MADAME BRUNELLE, MONSIEUR ALLIE

par Wren Noble
Traduction : Habib Bissoh
visuel par Wren Noble

Madame Brunelle et monsieur Allie se rencontrent il y a neuf ans en emménageant dans une résidence pour aînés ; par pur hasard, ils sont voisins de chambres. Un lien se noue, et pendant la marche quotidienne, ils décident de se vêtir de façon identique. Alors que la mémoire de l'une et la vision de l'autre se détériorent, une forte complicité se développe, forçant leurs faiblesses et leurs forces à la complémentarité. Leurs dos se courbent, force de l'âge, et leur identité sexuelle devient vaporeuse et ambiguë sous le veston ou la cravate. Du satin flamboyant à la paillette, tout brouille la dite virilité de leur costard : Brunelle et Allie rejettent totalement la dualité générique du couple, se plaisant dans une marginalité courageuse.

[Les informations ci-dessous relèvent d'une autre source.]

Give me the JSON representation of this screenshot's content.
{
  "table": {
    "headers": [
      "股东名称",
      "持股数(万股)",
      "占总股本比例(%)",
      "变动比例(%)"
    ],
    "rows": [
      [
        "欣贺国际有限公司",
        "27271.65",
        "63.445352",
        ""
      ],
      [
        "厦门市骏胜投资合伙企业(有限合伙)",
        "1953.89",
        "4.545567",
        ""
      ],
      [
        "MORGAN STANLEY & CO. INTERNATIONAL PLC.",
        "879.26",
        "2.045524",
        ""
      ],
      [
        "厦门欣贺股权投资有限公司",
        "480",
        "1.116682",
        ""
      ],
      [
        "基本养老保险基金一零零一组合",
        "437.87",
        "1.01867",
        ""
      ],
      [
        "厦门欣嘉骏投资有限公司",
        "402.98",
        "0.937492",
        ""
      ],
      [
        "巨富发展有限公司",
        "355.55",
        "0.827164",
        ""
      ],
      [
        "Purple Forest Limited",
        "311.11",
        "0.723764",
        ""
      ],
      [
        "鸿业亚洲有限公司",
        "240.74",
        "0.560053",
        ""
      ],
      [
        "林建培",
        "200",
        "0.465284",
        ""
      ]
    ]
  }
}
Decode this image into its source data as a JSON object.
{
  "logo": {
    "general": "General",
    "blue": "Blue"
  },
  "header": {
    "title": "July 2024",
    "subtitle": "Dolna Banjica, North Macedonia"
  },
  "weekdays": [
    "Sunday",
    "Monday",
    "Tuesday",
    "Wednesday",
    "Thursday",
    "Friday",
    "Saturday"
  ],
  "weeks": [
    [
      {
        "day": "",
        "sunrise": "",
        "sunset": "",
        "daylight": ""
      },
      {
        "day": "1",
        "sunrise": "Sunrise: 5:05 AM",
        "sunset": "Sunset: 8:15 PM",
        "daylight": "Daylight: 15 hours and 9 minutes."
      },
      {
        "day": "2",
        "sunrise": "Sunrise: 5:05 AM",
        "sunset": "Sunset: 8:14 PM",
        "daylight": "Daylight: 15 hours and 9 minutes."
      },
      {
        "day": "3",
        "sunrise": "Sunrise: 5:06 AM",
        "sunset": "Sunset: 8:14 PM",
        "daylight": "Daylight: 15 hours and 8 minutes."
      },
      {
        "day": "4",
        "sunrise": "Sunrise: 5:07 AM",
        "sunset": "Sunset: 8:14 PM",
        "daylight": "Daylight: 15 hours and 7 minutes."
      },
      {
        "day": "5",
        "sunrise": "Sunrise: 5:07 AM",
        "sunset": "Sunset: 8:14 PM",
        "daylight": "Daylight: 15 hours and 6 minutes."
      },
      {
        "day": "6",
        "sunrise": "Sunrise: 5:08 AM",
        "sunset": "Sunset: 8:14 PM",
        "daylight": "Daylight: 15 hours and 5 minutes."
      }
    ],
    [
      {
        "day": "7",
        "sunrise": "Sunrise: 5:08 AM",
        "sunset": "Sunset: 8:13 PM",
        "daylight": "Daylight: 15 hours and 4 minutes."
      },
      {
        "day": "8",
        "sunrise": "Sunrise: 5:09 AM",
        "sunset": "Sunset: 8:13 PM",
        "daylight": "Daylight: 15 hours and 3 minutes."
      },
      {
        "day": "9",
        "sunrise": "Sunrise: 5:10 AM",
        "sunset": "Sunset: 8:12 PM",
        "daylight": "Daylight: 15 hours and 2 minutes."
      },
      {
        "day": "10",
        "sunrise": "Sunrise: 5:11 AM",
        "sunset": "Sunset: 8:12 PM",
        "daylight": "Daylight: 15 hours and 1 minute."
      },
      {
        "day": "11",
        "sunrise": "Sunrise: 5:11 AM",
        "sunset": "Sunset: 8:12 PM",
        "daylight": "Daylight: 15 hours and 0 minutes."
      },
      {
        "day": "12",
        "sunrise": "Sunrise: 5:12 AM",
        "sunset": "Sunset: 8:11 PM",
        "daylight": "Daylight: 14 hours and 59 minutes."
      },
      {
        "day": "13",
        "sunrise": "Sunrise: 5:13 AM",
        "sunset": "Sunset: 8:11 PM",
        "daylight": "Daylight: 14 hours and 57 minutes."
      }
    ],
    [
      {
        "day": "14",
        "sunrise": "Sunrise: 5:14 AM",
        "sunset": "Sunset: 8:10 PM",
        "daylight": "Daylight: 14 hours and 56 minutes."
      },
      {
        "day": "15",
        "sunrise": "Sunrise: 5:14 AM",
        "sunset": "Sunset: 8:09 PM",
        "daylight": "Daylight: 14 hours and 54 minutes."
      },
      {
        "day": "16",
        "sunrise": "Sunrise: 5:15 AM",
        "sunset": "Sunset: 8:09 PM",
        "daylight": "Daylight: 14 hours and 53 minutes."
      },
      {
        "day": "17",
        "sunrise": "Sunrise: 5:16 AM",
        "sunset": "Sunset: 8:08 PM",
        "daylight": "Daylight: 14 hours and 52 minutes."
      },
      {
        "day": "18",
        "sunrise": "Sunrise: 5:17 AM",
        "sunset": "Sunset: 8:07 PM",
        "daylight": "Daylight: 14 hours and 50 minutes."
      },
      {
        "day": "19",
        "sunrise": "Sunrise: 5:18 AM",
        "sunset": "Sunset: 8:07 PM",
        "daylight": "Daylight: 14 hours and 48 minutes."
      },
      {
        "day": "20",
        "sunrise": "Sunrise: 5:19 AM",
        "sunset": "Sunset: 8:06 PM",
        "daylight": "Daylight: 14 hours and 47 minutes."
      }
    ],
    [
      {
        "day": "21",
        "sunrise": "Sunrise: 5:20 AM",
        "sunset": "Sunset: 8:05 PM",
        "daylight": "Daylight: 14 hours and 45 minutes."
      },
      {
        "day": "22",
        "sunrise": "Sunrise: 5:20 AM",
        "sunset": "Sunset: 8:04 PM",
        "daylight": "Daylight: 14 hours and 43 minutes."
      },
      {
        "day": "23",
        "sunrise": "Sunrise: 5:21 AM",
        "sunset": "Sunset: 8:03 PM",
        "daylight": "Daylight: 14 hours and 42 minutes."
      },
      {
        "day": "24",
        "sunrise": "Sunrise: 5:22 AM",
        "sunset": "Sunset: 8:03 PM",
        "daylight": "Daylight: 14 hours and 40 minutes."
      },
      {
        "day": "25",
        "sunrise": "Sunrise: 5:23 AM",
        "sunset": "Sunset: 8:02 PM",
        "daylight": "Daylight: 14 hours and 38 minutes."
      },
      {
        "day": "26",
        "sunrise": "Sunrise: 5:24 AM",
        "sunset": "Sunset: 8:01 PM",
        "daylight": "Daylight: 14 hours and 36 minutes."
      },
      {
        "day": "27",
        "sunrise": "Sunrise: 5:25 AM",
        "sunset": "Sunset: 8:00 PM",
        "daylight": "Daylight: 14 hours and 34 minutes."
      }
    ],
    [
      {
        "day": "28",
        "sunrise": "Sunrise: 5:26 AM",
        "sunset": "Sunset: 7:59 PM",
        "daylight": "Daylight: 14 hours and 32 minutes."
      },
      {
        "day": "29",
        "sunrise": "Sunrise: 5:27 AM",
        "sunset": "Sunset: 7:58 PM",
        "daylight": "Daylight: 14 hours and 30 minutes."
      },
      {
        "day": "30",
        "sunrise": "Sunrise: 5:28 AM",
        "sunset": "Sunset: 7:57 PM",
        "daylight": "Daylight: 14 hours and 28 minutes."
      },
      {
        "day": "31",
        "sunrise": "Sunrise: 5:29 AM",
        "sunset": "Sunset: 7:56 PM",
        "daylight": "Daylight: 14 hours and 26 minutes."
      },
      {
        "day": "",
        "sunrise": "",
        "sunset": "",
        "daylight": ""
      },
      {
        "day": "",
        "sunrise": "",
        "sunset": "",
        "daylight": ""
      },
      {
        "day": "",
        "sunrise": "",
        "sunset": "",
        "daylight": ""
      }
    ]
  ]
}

Leur parure colorée et excentrique exprime le rejet de l'anonymat qui accompagne souvent la vieillesse ; à vrai dire, la culture dominante laisse peu de place à la subjectivité et à l'indépendance de l'aîné. Leur apparence devient donc une attaque directe à ce glissement inévitable vers l'obscurité.
Ces photographies montrent, sur le plan esthétique, leur dépendance mutuelle et la porosité identitaire des relations intimes à un âge avancé. Après (ou avant) tout, c'est une étude sur l'excentricité sociale et l'apparence physique ; c'est aussi le fruit d'une belle collaboration entre nous trois. Notre relation en a été une de reconnaissance et d'admiration ; si madame Brunelle et monsieur Allie m'ont permis une intrusion privilégiée dans leur intimité, je leur ai fait, à mon tour, une présentation privée des photographies.